Concerns with Kappa -
Event streaming is a paradigm shift. Though Kappa sounds a perfect fit in the enterprise architecture, but there are a few challenges and limitations faced by this architecture pattern.
Cost — Simplicity achieved with Kappa comes at a huge cost. With Kappa cost of running streams with indefinite TTL (Time to Live) is very high. Native cloud services don’t support high TTL of more than 7 days, hence the architecture runs on Platform as a Service (PaaS) or Infrastructure as a Service (IaaS), which adds more administration cost to your architecture.
Event streaming platforms don’t align to the traditional data catalog tooling. A strong organizational governance over data in motion would require implementing solutions such as confluent enterprise, that would incur additional licensing costs.
There are not many options for a good streaming framework that can be used in this architecture as of now. Further, not all algorithms can be made streaming. Hence, a lot of development cost is involved.
Reprocessing data — Any changes in existing processing code such as change in logic or an addition of a new field, requires the entire stream to be replayed and rebuild the time slices in serving as needed.
Out of Order Data — Delay in processing might lead to accumulation of an unordered dataset in the stream.

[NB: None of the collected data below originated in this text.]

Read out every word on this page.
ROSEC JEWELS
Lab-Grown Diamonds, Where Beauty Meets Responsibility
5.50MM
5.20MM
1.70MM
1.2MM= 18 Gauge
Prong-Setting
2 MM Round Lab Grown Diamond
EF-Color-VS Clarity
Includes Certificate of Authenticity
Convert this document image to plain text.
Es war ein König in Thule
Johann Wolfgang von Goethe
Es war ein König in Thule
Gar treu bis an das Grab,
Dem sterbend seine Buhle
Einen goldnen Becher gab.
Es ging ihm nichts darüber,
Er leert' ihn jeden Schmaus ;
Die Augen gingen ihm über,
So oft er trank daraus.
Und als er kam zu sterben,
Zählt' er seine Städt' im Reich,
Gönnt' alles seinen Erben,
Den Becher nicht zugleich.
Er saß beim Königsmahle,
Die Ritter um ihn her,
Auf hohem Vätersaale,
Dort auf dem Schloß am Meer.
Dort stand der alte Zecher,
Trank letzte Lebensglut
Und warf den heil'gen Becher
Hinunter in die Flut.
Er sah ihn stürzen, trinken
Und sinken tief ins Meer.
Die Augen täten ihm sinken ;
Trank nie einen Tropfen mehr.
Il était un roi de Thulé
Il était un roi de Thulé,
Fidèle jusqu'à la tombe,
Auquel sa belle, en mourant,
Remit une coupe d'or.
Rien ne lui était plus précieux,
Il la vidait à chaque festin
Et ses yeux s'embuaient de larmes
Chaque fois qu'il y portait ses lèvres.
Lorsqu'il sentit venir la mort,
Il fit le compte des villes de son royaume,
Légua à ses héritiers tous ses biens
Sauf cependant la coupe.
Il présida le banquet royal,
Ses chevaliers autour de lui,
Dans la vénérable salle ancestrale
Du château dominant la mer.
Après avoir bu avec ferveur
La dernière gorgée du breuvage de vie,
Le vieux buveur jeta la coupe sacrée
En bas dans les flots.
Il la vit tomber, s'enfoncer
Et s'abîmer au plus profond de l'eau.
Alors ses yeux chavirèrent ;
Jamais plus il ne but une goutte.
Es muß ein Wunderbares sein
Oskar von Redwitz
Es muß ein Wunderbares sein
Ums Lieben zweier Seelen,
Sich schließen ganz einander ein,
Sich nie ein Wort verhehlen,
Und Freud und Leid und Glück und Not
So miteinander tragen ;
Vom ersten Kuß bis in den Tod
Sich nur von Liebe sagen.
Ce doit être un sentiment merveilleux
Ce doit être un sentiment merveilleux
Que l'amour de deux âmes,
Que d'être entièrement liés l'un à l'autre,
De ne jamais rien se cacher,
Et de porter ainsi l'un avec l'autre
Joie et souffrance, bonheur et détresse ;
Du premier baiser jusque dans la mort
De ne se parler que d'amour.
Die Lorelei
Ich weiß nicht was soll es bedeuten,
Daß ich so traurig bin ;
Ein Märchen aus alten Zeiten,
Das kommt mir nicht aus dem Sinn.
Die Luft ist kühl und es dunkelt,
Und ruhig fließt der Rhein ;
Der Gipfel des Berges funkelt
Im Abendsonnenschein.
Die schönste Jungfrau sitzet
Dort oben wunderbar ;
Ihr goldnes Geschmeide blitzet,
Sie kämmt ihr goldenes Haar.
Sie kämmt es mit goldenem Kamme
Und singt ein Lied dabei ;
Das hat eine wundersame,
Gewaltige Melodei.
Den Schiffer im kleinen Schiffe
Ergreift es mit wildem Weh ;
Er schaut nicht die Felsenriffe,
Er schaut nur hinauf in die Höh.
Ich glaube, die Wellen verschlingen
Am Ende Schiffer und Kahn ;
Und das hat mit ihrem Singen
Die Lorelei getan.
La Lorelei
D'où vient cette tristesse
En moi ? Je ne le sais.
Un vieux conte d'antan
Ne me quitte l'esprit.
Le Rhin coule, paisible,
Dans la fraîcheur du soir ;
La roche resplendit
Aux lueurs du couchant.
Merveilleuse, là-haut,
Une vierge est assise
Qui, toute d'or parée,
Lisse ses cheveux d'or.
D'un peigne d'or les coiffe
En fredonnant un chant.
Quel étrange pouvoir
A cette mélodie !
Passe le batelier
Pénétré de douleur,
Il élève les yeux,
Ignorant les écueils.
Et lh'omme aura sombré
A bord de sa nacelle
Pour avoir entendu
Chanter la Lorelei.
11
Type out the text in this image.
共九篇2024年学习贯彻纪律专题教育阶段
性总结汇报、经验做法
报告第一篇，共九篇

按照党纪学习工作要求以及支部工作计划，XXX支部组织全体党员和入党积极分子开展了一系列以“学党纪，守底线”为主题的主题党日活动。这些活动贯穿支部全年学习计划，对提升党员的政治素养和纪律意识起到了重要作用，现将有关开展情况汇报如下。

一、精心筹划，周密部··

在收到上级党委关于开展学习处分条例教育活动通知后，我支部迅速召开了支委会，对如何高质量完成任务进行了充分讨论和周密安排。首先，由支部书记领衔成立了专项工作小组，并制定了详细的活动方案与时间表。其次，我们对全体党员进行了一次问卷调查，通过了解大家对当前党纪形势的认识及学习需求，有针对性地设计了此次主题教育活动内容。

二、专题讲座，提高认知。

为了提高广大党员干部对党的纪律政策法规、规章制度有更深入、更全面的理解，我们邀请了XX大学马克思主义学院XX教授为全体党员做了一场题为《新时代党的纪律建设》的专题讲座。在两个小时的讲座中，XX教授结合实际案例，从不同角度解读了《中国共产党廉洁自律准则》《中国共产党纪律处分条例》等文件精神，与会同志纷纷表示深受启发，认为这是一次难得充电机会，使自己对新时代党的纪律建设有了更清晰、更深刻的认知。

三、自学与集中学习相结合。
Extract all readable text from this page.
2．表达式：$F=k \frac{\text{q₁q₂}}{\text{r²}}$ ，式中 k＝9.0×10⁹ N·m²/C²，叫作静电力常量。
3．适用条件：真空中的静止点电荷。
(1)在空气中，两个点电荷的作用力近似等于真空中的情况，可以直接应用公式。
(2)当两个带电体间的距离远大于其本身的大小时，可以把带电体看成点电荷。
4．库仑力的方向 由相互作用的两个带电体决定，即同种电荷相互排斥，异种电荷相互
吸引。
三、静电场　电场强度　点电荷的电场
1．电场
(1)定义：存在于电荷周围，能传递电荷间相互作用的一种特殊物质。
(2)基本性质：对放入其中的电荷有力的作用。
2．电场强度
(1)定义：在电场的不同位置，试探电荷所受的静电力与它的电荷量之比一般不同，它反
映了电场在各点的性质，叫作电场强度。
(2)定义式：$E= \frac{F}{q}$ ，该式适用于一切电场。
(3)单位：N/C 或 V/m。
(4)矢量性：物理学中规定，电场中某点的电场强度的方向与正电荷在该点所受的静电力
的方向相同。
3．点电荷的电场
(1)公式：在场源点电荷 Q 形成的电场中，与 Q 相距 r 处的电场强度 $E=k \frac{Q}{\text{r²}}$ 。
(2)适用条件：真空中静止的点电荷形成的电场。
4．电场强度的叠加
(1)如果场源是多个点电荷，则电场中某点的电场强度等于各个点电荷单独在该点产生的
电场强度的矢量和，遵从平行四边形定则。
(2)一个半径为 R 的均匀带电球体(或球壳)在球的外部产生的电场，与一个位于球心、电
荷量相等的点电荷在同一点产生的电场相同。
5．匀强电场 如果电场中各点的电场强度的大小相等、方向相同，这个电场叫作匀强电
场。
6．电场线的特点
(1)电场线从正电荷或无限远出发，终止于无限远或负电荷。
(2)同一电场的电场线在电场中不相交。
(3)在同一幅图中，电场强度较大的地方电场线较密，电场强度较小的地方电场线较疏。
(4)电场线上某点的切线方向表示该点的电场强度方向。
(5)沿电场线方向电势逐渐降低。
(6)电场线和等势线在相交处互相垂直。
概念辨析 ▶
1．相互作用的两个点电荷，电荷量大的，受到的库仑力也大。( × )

Hence, there is a need for an exception dispatcher for data re-processing or validation.
Complex Queries — Kappa is not ideal to cater complex queries which translates to joining large number of tables from a RDBMS.
Conclusion
Big Data architectures for enterprises require a lot of considerations. Many pipelines today are still based on the traditional batch only mode. Once the data is ingested using a publish-subscribe messaging system, either of the architectural patterns can be implemented by fusing various open-source technologies such as — Spark, Apache Hadoop (HDFS, MapReduce), Apache Drill, Spark Streaming, Apache Samza etc. Benefit of one architecture looks like a pitfall for another, hence which one to be applied when depends on the “Velocity vs Veracity” tradeoff based on the requirements for a use case.
Kappa architecture provides enormous benefits and a much simpler infrastructure than the Lambda architecture, but it is not a silver bullet to every problem. When algorithms used for real-time and historical data are identical and implementable on streaming. It is clearly beneficial to implement Kappa and process historical and real-time data on the same codebase. For more complex use cases with dynamic busty loads, heavy compute and long processing times, Lambda will be an ideal choice. Machine learning and data science applications often implement Lambda architectures for these reasons.
Ultimately the primary goal is to minimize time to value — the reason for considering distributed systems architecture in the first place! If you are still experimenting, the key is to start small in scope with well-defined deliverables for a use case and then iterate.